Case #2: Integrate an IP Geolocation API to Spot Red Flags
Using the same dataset, we know that the IP address 171[.]25[.]193[.]77 was cited for malicious ties ten times. Consulting IP Geolocation API, we found that it’s ISP DFRI that manages the Sweden-based IP address.
Upon checking, DFRI refers to the nonprofit organization Digital Freedom and Rights Association founded in 2011. It is a member of European Digital Rights. A web search for the keyword “DFRI” shows nothing untoward. Another search for the full organization name, however, includes a list of citations for malicious IP addresses.
We looked into the report that talks about the malicious IP address (the same one we just checked on IP Geolocation API). We looked for more details as to why 171[.]25[.]193[.]77 was blacklisted and found that it is a spam-sending IP address and has connections to several malicious email addresses. It was also cited as a proxy or virtual private network (VPN) connection.
Integrating IP Geolocation API can help cybersecurity staff keep tabs on specific IP addresses that share details such as ISP and Autonomous System number (ASN) or route with others. The tool can issue alerts when commonalities between red-flagged IP addresses obtained from threat intelligence sources such as VirusTotal, Stop Forum Spam, and AbuseIPDB and incoming connections are spotted.

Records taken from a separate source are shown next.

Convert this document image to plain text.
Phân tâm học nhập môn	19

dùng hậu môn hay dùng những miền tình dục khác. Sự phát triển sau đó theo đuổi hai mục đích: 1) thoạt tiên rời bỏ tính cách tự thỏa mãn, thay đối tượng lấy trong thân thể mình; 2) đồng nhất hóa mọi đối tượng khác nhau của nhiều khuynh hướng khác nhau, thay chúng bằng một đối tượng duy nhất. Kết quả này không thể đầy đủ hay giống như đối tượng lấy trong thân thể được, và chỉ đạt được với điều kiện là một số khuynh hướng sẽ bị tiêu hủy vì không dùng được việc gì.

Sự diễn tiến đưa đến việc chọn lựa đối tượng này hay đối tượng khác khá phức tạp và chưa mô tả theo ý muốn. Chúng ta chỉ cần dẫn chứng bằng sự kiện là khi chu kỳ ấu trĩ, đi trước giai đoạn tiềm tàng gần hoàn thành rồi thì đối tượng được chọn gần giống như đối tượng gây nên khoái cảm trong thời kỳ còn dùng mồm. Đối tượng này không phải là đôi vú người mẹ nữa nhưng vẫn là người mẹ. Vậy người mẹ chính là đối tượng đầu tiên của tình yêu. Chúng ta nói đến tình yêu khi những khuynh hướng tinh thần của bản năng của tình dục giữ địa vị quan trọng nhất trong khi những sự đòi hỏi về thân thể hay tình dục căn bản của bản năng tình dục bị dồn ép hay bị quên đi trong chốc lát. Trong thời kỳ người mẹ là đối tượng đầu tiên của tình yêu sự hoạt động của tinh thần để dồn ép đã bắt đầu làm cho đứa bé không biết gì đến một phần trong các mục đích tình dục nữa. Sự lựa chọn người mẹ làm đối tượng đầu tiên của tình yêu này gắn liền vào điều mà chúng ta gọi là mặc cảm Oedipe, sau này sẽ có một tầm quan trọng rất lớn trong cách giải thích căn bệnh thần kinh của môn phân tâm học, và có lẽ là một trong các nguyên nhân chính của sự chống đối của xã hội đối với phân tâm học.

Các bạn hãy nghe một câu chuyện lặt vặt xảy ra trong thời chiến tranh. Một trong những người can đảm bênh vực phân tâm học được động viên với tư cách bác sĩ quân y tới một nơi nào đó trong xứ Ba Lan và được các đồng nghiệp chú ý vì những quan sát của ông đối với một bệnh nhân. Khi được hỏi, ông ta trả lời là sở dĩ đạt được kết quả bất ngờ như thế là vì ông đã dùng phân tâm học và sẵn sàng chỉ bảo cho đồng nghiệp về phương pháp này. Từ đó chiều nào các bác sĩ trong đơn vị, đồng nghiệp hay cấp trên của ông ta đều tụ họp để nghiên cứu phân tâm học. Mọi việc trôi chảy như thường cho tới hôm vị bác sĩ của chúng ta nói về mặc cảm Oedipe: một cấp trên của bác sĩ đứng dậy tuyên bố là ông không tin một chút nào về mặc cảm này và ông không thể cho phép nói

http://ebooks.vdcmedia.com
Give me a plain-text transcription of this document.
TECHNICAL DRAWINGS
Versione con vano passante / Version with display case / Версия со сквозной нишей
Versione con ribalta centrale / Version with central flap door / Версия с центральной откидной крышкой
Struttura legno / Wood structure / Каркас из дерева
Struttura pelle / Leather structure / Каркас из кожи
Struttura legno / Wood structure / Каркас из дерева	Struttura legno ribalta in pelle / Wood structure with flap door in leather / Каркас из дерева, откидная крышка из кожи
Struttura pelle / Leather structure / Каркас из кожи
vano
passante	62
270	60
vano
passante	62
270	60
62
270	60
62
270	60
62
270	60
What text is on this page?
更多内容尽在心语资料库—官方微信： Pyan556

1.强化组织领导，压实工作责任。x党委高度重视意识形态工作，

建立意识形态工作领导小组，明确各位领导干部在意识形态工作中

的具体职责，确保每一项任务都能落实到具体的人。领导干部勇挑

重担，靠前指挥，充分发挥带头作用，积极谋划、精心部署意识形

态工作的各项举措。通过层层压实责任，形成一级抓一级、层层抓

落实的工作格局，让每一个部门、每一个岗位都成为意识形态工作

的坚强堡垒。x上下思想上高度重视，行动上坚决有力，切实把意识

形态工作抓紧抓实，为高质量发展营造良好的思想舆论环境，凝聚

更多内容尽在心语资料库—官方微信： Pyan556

In some cases, an IP geolocation API query for an IP address would reveal connected domains. An example of this is the top 19 malicious IP address 193[.]70[.]12[.]219. According to IP Geolocation API, it resolves to the domain ns3061461[.]ip-193-70-12[.]eu.
We searched for more information on the said domain and found that it was marked “suspicious” by VirusTotal by one engine.
As the two use cases showed, phishing attacks are stoppable with the help of early detection aided by IP Geolocation API and Data Feed. Malicious IP addresses can come in hundreds of thousands per day. And it’s just not possible to screen all incoming network connections manually.
But as we’ve shown, IP Geolocation Data Feed or API integration into security systems can help cybersecurity teams prioritize alerts and thwart phishing and other attacks before these can cause nearly irreparable harm.